Mets fans will recite deGrom's stats for you ad nauseam. And a lot of them are impressive. His 1.70 ERA, in today's game, is absurd. So is the fact that he gave up more than three runs in a start only once all season...when he gave up four on April 10 (in his third start of the season). But those aren't the reasons I believe deGrom deserves the Cy Young, either.
Normally I wouldn't be backing a guy who had just 10 wins for a team that's going to finish below .500 for the Cy Young. But deGrom has been the best pitcher in the National League for much of the season. And it's an unusual season in that you don't have a guy from a contender jumping into the conversation as he pitches his team into the playoffs. In fact, the Cy Young winner is almost certainly going to be from a non-playoff team. Because it's going to either deGrom or Max Scherzer.
That's the difference. That's why I'm suddenly on Team deGrom. Without that playoff tiebreaker, there's very little criteria to separate the two main candidates. So it becomes deGrom's ERA against Scherzer's everything else. Scherzer leads the National League in wins (18), innings (220.2) and opponents' batting average (.188). And he has that gaudy 300-strikeout number that may very well swing the vote in his favor.
Scherzer wouldn't be a bad choice. I'd have absolutely no problem with him winning his third straight NL Cy Young. After all, the same things you're saying can't be held against deGrom can't be held against Scherzer, either. It's not his fault the Nationals underachieved spectacularly. Just like it's not deGrom's fault the Mets never scored on the days he pitched.
And I can see the 10-win thing being a problem, too.
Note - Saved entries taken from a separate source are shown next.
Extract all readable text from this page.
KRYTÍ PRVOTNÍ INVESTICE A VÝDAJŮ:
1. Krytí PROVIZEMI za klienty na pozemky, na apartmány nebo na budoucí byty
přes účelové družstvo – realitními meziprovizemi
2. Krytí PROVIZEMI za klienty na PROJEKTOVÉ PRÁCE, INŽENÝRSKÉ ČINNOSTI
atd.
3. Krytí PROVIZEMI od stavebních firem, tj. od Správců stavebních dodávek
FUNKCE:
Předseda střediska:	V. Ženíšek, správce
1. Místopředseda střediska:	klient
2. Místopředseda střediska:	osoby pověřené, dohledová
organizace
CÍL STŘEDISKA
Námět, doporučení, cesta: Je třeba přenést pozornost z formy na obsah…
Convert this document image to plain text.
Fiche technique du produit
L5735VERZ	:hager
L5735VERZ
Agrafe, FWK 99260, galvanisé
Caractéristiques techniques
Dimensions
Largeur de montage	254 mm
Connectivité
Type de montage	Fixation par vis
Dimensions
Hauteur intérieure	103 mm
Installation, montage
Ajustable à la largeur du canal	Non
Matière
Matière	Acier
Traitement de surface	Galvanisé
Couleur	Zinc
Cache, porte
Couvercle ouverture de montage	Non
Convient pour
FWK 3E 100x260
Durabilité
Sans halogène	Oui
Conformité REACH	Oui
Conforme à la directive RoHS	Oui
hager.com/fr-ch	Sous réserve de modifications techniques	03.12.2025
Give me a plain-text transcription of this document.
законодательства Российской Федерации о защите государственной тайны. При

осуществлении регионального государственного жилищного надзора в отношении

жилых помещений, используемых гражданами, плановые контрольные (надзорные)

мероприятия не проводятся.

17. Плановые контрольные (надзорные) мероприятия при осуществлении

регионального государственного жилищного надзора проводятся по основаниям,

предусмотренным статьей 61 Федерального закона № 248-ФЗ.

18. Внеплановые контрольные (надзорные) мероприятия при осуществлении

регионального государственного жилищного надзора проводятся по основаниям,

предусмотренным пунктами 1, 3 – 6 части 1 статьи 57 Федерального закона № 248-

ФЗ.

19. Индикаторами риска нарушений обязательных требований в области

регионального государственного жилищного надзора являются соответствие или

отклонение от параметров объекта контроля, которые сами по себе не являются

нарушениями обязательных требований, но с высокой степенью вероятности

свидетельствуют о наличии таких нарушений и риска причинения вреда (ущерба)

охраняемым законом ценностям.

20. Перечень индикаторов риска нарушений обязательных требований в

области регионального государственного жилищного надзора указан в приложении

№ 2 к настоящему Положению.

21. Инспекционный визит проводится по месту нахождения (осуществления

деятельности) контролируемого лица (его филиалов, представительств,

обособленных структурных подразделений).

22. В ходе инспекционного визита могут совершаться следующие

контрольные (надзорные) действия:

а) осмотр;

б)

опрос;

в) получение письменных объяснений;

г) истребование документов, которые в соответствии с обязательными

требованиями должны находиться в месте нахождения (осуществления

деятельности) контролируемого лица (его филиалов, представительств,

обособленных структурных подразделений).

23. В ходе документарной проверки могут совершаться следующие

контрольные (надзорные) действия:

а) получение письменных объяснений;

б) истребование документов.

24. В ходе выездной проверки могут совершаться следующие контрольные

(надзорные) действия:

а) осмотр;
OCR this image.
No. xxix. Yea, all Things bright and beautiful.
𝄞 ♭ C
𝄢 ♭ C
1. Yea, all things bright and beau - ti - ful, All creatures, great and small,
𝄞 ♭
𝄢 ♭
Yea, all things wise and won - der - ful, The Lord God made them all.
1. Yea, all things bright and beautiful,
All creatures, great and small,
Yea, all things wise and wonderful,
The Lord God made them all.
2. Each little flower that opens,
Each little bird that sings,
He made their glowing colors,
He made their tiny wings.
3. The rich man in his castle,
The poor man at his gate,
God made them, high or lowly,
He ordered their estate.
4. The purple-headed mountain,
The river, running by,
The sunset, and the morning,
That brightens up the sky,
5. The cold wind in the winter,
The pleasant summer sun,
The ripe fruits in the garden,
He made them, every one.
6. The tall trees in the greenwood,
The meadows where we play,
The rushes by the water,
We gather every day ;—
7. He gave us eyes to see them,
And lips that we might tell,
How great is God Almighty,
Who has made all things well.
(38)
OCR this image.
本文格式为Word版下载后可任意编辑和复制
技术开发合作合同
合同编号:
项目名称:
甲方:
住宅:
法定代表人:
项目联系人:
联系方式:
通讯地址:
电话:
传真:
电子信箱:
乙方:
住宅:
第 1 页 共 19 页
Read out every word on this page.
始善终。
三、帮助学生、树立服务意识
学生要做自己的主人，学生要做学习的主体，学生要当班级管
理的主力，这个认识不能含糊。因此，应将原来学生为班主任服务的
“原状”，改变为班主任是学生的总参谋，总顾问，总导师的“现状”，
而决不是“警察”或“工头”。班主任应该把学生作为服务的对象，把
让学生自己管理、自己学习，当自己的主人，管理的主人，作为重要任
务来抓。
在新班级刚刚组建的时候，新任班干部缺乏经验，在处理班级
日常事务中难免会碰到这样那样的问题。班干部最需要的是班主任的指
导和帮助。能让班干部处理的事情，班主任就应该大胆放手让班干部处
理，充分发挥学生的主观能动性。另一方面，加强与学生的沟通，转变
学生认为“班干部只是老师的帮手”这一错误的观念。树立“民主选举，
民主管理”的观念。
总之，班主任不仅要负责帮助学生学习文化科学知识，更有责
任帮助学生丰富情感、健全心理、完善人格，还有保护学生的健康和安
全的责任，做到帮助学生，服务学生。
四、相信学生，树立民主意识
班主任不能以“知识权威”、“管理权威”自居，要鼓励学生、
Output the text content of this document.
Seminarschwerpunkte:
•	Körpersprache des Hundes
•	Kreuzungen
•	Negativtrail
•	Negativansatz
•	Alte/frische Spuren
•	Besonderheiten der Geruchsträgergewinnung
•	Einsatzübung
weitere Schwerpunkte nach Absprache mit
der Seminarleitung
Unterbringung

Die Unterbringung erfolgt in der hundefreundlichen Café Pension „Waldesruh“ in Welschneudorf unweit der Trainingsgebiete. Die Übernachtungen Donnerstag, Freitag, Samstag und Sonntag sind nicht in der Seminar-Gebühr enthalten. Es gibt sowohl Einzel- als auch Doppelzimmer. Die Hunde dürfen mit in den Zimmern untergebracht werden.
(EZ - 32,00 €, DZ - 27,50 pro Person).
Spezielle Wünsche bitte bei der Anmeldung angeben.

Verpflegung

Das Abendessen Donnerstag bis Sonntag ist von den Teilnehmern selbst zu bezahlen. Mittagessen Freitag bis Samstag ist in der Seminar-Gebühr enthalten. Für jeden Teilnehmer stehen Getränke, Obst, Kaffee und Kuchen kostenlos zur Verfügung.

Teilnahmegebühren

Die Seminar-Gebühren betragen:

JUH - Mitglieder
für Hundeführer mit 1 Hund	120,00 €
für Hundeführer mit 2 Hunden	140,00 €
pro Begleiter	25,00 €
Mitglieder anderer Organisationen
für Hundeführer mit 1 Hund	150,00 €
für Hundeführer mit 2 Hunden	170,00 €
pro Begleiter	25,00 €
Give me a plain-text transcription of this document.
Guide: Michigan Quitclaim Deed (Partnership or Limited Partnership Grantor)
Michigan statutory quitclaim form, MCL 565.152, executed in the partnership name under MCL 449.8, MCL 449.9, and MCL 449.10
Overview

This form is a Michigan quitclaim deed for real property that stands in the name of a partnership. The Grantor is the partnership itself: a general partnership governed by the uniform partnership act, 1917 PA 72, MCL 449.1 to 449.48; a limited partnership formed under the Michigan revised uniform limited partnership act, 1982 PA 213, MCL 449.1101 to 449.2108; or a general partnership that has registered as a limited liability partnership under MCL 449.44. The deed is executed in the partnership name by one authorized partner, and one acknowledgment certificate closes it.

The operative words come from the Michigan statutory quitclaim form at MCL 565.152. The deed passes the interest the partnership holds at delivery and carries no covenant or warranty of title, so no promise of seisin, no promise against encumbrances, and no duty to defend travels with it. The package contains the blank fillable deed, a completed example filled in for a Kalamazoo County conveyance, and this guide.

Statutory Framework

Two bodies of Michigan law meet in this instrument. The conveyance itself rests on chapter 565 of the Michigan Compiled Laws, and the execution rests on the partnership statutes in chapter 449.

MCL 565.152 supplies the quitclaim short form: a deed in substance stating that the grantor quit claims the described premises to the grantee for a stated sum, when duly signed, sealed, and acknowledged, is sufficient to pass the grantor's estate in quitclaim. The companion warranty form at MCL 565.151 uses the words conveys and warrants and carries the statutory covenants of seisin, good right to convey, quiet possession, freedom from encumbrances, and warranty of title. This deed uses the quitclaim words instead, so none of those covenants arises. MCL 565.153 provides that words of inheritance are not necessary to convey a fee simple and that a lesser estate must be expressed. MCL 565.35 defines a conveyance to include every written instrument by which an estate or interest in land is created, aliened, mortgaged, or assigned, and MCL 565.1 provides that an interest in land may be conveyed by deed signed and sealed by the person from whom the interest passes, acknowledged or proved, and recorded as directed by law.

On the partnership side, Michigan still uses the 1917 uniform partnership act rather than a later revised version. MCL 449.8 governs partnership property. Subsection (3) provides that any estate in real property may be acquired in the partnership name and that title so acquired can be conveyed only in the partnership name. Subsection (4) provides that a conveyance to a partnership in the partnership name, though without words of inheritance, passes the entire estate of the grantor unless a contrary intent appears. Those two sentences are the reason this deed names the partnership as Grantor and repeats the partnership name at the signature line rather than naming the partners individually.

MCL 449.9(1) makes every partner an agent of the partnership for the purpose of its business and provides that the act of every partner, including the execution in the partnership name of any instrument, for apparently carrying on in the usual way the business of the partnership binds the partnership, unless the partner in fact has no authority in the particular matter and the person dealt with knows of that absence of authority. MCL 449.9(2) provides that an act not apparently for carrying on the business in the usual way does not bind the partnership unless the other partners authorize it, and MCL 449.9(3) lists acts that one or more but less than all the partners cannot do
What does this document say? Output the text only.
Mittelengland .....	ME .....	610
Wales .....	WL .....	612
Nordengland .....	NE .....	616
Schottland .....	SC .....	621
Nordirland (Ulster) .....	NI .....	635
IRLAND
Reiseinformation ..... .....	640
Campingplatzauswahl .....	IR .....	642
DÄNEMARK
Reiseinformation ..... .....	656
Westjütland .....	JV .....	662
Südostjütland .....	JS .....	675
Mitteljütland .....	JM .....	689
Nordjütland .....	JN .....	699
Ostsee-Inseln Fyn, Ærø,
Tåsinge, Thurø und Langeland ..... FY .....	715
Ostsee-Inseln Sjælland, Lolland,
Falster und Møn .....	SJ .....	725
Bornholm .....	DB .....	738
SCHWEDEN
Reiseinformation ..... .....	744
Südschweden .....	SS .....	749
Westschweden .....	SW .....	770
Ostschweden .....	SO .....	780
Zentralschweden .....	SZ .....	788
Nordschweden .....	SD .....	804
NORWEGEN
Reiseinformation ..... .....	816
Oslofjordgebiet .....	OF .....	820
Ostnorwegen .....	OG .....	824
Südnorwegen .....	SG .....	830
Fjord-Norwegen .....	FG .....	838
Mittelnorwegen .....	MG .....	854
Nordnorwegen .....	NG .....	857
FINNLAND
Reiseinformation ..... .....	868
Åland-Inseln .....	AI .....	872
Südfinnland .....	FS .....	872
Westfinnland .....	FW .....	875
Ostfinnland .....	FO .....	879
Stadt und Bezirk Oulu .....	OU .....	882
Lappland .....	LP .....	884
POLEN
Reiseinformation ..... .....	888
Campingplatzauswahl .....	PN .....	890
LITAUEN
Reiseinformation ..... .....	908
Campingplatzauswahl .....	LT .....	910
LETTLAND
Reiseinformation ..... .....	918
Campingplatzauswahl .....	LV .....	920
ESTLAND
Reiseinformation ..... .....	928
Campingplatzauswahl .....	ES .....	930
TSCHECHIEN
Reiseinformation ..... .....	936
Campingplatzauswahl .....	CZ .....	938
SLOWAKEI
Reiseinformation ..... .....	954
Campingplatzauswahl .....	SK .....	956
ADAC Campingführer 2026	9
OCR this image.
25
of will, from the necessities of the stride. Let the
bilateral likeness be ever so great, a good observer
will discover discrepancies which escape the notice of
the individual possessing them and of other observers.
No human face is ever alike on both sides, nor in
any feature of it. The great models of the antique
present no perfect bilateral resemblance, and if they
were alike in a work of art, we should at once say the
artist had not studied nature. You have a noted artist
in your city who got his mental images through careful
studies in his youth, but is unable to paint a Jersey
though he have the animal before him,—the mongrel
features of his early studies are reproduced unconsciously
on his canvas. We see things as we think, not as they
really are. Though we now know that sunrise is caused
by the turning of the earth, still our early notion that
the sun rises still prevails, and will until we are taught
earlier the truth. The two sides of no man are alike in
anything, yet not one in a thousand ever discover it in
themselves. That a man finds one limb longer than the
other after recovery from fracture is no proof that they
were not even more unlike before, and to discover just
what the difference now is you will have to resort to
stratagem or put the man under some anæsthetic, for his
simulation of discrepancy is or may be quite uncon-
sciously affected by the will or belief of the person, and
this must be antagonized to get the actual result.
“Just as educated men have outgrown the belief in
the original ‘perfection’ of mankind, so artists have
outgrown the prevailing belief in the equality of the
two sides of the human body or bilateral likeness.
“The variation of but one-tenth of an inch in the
That would be the lowest win total, by far, for any starting pitcher ever to win the Cy Young. The current low is 13, shared by Hernandez and Fernando Valenzuela, but that one comes with an asterisk since it came during the 1981 strike season. In fact, there have even been two relievers who've won Cy Youngs with 13 or more wins.
So the 10 would be setting new ground. And as much as some people might want to discount pitcher wins, that's still a remarkably low number for a starter. Especially one who was active for the entire season. I also have no doubt that had deGrom not won his last start to finish 10-9 on the season, it would go to Scherzer hands down. Because, no matter how dominant his numbers might've suggested, a record at or below .500 would've suggested otherwise.
But deGrom did win his last start, taking the .500 thing out of the equation. So now it just becomes a preference between deGrom's ERA on a disappointing Mets team or Scherzer's strikeouts on a disappointing Nationals team. They were both dominant, but in different ways. DeGrom finessed you while Scherzer overpowered you. Either way, you couldn't hit either one of them.
It'll be fascinating to see what the voters prefer. If they value Scherzer's wins, he should be the favorite. If they don't think wins are as important, their vote will probably go deGrom's way. That precedent's already been set with Hernandez's win in the American League eight years ago. Although, it's worth noting that the voters are two writers in each National League city, so the voting pool is completely different than it was for the 2010 AL Cy Young.
Regardless, National League Cy Young will be the most intriguing vote of the eight major MLB Awards. Jacob deGrom's season is over. Max Scherzer has one start left. Then the debate will begin. My vote would go to deGrom. We'll see what the writers decide.